Faster CNNs with Direct Sparse Convolutions and Guided Pruning: A Summary
This paper introduces novel methodologies to enhance the computational efficiency of Convolutional Neural Networks (CNNs) through direct sparse convolutions and guided pruning strategies. The authors aim to address the challenge of CNNs' excessive parameter count, which traditionally results in substantial computational overhead, particularly in the convolution layers that dominate CNNs' processing time.
Key Contributions
- Direct Sparse Convolutions: The authors propose a direct sparse convolution technique as a core advancement. This method reformulates sparse convolutions as sparse-matrix-dense-matrix multiplications without the usual overhead of lowering input tensors to matrices—a process noted to reduce arithmetic intensity and efficiency. This approach allows the convolution operations to maintain a high arithmetic intensity by using a "virtual" dense matrix, enhancing data reuse especially in multi-channel scenarios.
- Performance Modelling: A sophisticated performance model is developed to predict speedup potentials and guide the pruning process. The model uses the operational roofline to calculate potential speed improvements depending on the non-zero density of the sparse convolution kernels and the characteristics of specific processor architectures. Notably, the model demonstrates that even moderate sparsity in the range of 70% can facilitate substantial speed increases using the devised methods.
- Guided Sparsity Learning (GSL): The paper introduces Guided Sparsity Learning (GSL), an innovative pruning algorithm that strategically focuses on layers and sparsity ranges promising tangible speedup, informed by the performance model. Unlike typical pruning, GSL ceases pruning efforts in layers that fall outside effective sparsity ranges, reallocating effort where maximal speedup is achievable.
- Empirical Validation: The methods are empirically validated through experiments on AlexNet and GoogLeNet across diverse computational platforms—Intel Atom, Xeon, and Xeon Phi processors, showing promising speedups (up to 7.3× for AlexNet on the Atom processor) without compromising model accuracy.
Implications and Future Directions
The implications arising from this research are multifold:
- From a theoretical perspective, this work expands on the potential of direct sparse computation in deep learning frameworks, effectively bridging the gap between pruning-induced model size reduction and actual inference speedup.
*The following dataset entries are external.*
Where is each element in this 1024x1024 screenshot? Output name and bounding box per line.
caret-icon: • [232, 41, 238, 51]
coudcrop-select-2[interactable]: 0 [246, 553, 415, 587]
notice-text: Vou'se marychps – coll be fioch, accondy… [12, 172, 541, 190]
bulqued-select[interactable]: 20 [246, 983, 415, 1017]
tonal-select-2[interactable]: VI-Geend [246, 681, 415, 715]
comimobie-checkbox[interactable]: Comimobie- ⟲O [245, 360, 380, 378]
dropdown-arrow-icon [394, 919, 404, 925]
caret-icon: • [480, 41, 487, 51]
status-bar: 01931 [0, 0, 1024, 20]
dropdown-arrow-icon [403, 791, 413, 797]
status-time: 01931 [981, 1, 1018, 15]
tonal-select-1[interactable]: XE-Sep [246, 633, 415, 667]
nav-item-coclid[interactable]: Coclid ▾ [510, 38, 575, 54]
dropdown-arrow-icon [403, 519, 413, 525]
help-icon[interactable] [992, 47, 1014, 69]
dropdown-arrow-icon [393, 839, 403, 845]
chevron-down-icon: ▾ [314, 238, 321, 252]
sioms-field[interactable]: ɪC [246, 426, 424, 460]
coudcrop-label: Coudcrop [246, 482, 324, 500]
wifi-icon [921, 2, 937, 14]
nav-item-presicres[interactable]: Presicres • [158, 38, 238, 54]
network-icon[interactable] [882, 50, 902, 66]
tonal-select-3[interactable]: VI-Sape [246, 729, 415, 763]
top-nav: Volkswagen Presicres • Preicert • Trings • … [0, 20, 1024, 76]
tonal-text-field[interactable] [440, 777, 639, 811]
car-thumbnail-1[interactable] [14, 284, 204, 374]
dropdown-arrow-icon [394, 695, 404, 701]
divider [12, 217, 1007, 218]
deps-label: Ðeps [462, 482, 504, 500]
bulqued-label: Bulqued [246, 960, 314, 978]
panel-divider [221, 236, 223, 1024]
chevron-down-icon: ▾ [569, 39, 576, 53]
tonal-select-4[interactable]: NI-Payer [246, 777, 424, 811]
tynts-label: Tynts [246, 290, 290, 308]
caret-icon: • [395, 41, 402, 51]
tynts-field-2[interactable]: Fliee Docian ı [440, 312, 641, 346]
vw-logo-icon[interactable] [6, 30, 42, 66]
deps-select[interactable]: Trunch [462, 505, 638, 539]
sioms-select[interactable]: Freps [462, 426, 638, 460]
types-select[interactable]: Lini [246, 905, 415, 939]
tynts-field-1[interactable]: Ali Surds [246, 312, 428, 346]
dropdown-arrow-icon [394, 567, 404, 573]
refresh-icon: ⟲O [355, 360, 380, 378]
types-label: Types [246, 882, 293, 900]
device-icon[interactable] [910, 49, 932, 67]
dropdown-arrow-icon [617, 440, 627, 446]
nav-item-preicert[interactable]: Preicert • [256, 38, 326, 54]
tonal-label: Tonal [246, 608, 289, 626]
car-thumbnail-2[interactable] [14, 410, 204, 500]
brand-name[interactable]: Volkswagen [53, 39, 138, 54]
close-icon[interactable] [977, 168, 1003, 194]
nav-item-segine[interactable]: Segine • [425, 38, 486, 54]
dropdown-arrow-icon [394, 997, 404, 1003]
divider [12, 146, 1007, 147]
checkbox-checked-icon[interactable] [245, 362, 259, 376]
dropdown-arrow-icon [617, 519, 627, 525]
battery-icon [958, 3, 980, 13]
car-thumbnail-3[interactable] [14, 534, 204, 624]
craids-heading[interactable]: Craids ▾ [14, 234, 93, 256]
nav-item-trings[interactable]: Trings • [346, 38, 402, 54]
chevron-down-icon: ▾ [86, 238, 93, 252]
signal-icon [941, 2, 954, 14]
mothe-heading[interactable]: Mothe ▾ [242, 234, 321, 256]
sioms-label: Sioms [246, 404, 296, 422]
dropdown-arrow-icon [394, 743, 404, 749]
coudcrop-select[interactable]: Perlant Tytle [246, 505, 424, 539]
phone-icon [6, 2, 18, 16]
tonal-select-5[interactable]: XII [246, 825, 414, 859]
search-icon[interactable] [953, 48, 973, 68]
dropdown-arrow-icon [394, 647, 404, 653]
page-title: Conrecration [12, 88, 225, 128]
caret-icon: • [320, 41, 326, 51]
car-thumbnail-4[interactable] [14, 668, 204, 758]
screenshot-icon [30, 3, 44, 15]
- Practically, the proposed methodologies align with current trends towards deploying CNNs on resource-constrained environments, such as mobile and edge computing, where computational efficiency is paramount.
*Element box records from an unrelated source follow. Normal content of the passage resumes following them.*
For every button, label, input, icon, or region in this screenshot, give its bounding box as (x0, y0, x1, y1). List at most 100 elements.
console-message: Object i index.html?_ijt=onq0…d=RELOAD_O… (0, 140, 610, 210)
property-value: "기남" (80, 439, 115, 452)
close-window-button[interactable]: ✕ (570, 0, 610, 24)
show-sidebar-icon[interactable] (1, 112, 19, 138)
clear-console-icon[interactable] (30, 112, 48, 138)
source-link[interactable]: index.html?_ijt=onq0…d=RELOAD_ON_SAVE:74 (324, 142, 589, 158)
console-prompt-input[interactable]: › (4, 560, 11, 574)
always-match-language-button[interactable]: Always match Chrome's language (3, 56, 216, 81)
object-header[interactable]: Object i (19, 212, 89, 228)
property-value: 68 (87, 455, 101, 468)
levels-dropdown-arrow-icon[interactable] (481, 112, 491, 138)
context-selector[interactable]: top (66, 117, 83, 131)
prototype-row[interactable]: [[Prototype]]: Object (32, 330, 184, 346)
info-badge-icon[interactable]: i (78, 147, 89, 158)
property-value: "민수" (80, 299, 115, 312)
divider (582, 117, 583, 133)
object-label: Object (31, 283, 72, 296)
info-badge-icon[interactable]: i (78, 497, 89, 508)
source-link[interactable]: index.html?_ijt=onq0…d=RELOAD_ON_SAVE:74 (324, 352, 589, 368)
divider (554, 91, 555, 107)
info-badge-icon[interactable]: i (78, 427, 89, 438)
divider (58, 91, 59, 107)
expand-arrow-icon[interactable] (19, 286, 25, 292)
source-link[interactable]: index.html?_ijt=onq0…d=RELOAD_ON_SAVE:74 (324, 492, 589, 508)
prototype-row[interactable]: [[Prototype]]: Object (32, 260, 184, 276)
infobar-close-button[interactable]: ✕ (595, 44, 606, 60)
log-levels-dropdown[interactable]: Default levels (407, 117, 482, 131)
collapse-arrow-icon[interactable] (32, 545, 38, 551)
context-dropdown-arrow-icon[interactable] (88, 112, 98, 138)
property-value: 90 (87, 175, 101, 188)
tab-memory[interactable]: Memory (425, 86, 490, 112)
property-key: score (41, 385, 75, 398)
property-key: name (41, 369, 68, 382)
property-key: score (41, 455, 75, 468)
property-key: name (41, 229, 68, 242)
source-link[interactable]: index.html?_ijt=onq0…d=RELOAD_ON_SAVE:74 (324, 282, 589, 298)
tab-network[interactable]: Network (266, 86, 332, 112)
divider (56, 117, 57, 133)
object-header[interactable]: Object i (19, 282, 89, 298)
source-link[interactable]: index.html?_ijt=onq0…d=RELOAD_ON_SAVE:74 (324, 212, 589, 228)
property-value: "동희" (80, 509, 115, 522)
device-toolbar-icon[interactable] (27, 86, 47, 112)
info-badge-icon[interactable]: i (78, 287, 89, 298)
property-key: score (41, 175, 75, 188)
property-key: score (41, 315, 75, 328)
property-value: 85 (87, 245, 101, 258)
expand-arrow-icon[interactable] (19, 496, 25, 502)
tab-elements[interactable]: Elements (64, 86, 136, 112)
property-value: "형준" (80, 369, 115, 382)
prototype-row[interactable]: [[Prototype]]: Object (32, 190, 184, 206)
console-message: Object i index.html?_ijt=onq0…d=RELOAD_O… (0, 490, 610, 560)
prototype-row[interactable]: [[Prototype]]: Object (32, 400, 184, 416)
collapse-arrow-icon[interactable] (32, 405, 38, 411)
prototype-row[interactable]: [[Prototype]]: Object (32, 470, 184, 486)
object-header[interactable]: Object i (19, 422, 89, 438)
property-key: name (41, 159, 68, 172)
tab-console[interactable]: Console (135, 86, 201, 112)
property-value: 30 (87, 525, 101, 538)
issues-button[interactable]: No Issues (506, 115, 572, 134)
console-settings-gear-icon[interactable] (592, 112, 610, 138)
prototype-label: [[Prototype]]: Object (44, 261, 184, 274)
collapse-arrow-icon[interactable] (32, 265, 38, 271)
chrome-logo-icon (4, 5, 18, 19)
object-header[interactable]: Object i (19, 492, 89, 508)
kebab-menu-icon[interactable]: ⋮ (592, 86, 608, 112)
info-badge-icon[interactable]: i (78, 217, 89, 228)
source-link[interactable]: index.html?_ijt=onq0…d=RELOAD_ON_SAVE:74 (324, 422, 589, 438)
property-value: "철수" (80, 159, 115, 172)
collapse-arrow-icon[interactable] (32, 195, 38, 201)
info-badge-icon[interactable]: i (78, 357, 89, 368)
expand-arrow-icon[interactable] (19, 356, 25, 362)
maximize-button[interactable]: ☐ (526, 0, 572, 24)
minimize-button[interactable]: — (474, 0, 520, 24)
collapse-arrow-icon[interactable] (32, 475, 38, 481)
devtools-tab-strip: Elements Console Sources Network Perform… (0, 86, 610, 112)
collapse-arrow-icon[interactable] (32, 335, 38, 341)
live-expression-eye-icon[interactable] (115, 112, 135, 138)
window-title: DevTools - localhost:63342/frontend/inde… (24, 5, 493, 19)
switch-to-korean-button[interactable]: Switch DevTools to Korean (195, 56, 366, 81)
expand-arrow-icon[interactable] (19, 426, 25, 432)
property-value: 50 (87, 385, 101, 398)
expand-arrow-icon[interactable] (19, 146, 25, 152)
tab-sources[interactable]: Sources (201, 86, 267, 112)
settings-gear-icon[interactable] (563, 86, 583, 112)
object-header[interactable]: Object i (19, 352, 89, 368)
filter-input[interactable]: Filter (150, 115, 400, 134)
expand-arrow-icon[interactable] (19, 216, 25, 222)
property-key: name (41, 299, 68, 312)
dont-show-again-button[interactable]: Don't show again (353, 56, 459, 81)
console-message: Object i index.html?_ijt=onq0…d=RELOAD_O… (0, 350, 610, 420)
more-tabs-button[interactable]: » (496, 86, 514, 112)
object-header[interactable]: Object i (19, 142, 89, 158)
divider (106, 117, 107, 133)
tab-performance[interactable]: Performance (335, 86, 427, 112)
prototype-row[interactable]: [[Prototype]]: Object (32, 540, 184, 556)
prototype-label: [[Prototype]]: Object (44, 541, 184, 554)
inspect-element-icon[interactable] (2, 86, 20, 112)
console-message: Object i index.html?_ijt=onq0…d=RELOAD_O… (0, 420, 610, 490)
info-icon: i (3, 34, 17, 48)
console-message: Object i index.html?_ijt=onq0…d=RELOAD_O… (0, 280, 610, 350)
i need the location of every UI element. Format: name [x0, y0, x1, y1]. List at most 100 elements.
- Future Work: While the current implementation focused on direct sparse convolution efficiencies, the authors propose potential extensions incorporating Winograd and FFT-based algorithms to further refine 1×1 convolution efficiencies, currently not addressed by sparsity methods due to inherent low arithmetic intensity.
Overall, this paper makes substantive contributions towards more computationally efficient CNN implementations, establishing a practical approach for systematically leveraging model sparsity for faster inference while maintaining a theoretical underpinning through performance modelling. Through continued applications and optimizations, these advancements promise to significantly enhance the deployment capabilities of deep learning models across an expanded array of hardware platforms.